The majority of visitors are day trippers, with few doing multi-day tramps like the Around the Mountain. Photo: Shaun Barnett/Black Robin Photography

“It was a local gem. It made a nice circuit from Dawson Falls, and since the hut burned down many people have been camping at the site.”

Protecting the natural values around Pouākai Tarn, the fragile wetland area that is now a social media drawcard for the tarn’s reflected views of Taranaki Maunga, continues to present challenges. Pre-Covid, annual visitor numbers there went from 3000 people to 30,000 within five years.

“We could see the impacts on the whole area. People camped up there for days to get their photos because they also wanted to be there for the sunrise and sunset,” says Rogers.

The Covid pause was welcome but is now over.

“The biggest issue now is waste from the hut toilets. Our helicopter budget is used up taking out waste and yet we are looking at putting more toilets up there. We have plans for a new, 38-bunk hut (the present hut has 16 bunks). That was part of the funding package and is currently in the design process.”

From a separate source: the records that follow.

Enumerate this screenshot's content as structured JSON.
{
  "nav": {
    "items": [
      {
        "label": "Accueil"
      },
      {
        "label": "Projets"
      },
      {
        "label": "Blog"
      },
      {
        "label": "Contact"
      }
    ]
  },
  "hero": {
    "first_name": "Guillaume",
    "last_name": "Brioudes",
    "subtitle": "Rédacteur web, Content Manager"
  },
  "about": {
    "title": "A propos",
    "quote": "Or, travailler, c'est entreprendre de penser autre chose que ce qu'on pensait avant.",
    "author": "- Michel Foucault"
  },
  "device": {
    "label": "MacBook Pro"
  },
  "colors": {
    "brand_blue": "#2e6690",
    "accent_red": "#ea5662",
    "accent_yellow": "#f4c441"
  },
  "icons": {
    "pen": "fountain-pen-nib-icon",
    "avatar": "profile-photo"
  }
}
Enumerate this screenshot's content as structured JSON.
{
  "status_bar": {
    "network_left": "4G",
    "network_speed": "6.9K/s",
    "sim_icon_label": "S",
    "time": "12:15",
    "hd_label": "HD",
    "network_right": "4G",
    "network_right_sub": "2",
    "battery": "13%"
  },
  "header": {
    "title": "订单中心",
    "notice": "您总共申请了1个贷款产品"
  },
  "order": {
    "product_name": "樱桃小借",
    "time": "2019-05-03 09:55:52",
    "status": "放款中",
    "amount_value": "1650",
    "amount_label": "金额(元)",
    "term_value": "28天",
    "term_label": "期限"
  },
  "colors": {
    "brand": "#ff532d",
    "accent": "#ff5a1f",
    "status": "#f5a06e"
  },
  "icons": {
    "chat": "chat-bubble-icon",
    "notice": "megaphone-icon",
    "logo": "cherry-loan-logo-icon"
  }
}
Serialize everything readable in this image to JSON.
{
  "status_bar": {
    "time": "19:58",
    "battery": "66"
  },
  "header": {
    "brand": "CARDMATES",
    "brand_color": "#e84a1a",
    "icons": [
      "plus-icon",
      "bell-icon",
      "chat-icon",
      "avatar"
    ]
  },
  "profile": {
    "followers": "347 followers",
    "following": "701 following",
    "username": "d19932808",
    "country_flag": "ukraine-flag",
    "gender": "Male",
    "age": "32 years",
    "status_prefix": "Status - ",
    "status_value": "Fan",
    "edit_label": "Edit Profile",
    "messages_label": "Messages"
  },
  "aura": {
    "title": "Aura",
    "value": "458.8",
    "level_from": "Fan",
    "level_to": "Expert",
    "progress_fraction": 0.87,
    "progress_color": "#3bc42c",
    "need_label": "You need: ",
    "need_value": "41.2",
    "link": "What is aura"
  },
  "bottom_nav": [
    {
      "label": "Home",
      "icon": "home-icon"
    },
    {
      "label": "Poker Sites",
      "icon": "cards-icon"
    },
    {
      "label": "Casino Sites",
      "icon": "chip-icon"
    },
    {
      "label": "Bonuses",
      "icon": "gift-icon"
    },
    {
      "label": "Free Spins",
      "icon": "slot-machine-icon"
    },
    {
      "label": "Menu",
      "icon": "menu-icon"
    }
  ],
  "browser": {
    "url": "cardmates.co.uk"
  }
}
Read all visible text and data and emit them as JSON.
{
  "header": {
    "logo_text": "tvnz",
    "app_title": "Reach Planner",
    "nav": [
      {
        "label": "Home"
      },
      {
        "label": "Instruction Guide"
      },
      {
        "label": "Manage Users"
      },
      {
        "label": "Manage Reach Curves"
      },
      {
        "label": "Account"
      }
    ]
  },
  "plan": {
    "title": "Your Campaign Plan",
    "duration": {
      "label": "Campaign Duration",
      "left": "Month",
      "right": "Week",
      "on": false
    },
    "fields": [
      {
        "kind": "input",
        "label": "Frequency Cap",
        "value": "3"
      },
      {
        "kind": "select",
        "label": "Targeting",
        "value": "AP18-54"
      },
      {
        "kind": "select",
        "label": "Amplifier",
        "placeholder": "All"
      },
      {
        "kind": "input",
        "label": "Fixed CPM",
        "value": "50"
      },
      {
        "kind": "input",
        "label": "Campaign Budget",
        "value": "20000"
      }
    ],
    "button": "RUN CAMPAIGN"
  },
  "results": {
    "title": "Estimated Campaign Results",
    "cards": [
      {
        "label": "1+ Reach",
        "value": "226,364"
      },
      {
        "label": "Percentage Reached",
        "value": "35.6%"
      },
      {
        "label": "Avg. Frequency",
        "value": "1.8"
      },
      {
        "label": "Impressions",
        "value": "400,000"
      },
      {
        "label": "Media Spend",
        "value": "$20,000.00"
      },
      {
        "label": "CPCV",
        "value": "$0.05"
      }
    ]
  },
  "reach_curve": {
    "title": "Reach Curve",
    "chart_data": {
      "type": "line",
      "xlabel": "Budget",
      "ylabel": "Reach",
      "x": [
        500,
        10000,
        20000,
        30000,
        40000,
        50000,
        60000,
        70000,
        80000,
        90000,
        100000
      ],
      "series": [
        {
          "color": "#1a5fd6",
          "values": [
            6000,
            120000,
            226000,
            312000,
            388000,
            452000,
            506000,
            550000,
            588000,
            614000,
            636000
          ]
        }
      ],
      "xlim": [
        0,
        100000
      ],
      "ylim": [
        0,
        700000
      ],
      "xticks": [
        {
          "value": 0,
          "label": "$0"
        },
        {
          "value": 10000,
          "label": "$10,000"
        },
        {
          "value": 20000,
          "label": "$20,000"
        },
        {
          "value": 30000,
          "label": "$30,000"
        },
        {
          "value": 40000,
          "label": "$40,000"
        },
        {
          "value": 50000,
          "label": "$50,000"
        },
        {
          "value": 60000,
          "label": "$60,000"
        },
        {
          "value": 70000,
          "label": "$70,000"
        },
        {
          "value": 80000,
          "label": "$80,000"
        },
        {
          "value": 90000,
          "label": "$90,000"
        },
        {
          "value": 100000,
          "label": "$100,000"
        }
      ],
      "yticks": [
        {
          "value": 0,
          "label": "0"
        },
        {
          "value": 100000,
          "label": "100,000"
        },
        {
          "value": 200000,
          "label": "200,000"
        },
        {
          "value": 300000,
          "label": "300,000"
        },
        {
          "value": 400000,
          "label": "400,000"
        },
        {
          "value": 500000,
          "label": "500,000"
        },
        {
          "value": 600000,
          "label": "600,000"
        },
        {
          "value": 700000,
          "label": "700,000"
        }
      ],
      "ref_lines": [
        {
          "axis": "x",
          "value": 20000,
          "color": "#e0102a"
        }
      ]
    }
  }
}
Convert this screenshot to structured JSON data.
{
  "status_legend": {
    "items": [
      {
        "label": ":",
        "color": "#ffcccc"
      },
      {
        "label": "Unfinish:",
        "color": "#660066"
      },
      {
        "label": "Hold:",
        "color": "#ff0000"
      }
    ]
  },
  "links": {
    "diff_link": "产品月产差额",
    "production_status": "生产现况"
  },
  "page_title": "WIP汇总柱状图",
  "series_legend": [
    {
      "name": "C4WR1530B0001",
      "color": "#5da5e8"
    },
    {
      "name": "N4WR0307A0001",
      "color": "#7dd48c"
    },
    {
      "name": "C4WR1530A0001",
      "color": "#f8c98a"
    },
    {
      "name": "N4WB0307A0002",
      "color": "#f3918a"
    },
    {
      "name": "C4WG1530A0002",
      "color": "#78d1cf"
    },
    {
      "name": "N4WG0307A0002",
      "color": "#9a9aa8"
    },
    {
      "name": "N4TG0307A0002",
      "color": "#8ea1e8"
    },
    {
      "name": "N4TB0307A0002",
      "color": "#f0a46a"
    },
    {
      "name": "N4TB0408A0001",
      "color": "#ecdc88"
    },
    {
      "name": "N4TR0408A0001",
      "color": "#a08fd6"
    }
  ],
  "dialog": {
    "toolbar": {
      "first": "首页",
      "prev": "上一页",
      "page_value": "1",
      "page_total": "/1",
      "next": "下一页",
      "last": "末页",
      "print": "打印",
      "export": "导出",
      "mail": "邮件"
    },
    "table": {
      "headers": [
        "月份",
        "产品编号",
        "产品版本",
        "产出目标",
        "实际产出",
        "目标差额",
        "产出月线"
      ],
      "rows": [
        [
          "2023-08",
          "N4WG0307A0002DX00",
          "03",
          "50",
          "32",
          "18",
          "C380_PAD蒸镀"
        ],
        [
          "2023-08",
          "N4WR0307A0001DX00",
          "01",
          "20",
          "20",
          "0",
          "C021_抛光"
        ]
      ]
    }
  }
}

The new hut raises questions for Rogers. “Should we be encouraging even more people? In fact, could we move away from having any huts in this park? Nothing is very far from a road end,” he muses.

“Provincial Growth funding is about regional economics, attracting people and their money to Taranaki. But is this something we should be doing in our conservation role? Personally, I would have been very happy with the same size hut.”

The visitor environment has changed, he says. “Our population has changed and a lot of park users now are not outdoor people like the traditional Kiwi tramper. Many have a lot to learn. We also have overseas visitors who get caught out. They don’t understand what rainfall of seven to ten metres a year looks like. Yet they are here and are as entitled as anyone to participate in and benefit from the park.

“We want people to gain appreciation for this place and have enjoyable, memorable and safe experiences, so we put out a lot of information about safety. Some Kiwi trampers think this is overdone but we have to do it.

“Taranaki Maunga is dynamic. We’re trying to manage risks to people; we cannot manage the mountain.”

Rogers feels close to retirement. Whether or not he’s working on the maunga, chances are you’ll find him up there in the subalpine zone. When I ask if he has a favourite spot on the maunga, he smiles.

“Anywhere in the herb fields above the shrub line. I love the smell of the herbs, the khaki colours, the carpet matting, and I love it when the plants are flowering. I could sit up there all day.”